Conformational Ensembles from Experimental Data

and Computer Simulations

Poster Abstracts

83 

48-POS

Board 8

Competition and Cooperation of Electrostatic-Steering and Conformational Dynamics in

the Binding of Calcineurin's Intrinsically-disordered Recognition Domain with Calmodulin

Bin Sun

2

, Erik C. Cook

2

, Trevor P. Creamer

2

,

Peter M. Kekenes-Huskey

2

.

1

n/a, Lexington, USA,

2

University of Kentucky, Lexington, KY, USA.

Calcineurin (CaN) is a serine/threonine phosphatase that regulates a variety of physiological and

pathophysiological processes in most mammalian tissue. It has been established that the

calcineurin (CaN) regulatory domain is highly disordered when inhibiting CaN, yet it undergoes

a disorder-to-order transition upon binding calmodulin (CaM) to activate the phosphatase. The

prevalence of polar and charged amino acids in the RD domain implicate electrostatic

interactions in mediating CaM binding, yet it unclear whether properties of the RD

conformational ensemble, such as its effective volume and accessibility of its CaM binding motif

help or hinder its ability to participate in protein-protein recognition events. In the present study,

we investigated via computational modeling the extent to which electrostatics and structural

disorder co-facilitate or hinder CaM/CaN association kinetics.

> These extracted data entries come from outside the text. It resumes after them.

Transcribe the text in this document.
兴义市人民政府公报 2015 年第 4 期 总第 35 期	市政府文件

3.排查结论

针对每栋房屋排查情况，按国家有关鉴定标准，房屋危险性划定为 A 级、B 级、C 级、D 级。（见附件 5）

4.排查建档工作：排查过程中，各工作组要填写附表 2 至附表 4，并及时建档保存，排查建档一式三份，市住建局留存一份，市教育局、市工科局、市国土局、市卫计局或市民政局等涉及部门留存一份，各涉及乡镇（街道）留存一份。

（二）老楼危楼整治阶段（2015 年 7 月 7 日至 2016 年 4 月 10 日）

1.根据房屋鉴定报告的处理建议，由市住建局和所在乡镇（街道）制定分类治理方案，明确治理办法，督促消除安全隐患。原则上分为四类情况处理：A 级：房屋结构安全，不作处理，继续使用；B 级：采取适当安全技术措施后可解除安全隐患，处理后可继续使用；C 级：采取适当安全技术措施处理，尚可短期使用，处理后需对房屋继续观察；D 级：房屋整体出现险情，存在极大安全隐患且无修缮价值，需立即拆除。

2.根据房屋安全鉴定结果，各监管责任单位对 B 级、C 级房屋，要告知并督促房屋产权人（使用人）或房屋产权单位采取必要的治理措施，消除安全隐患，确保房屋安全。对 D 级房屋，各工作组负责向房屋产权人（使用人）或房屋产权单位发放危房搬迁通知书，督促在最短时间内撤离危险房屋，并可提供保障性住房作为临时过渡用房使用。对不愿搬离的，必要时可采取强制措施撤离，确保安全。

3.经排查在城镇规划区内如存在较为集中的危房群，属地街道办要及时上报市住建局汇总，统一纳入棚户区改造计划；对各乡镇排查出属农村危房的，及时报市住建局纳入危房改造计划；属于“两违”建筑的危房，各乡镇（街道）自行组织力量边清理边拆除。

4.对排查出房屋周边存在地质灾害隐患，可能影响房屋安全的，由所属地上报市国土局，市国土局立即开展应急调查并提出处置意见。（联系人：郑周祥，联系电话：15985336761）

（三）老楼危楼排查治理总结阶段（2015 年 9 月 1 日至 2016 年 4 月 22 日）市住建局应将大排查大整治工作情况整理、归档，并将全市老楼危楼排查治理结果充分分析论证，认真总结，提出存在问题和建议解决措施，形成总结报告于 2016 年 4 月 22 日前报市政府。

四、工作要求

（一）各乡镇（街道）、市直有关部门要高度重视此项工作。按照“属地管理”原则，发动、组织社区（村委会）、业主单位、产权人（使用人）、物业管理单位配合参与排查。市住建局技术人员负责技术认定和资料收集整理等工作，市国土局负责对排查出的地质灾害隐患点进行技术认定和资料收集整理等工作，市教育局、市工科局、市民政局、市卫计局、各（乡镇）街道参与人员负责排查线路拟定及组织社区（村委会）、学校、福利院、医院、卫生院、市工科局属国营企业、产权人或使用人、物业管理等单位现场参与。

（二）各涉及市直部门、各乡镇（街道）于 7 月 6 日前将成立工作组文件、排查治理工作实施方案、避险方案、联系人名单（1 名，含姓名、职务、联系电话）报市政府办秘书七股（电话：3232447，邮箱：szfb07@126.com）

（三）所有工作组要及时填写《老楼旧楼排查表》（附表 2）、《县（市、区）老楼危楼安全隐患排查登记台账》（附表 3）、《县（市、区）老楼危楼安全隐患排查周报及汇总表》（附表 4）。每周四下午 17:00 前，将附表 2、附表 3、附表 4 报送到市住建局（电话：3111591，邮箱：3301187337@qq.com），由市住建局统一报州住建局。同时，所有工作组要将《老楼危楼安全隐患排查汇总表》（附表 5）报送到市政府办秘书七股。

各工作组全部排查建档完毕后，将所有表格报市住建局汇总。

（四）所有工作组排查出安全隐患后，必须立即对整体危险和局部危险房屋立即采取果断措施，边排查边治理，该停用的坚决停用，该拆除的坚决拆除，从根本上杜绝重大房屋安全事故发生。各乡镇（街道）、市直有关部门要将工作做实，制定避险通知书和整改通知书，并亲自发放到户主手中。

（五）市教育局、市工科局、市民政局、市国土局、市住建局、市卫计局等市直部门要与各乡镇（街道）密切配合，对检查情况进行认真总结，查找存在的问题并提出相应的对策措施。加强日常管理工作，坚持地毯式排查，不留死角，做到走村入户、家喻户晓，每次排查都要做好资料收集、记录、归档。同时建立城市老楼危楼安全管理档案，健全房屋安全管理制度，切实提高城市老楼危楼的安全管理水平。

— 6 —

We examined several peptides

containing the CaM binding motif, for which lengths and amino acid charge distributions were

varied, to isolate the contributions of electrostatics versus conformational diversity to predicted,

diffusion-limited association rates via microsecond-scale molecular dynamics (MD) and

Brownian dynamics (BD) simulations. Our results indicate that the RD amino acid composition

and sequence length influence both the dynamic availability of conformations amenable to CaM

binding, as well as long-range electrostatic interactions to steer association. These findings

provide intriguing insight into the interplay between conformational diversity and

electrostatically-driven protein-protein association involving CaN, which are likely to extend to

wide-ranging processes regulated by intrinsically-disordered proteins.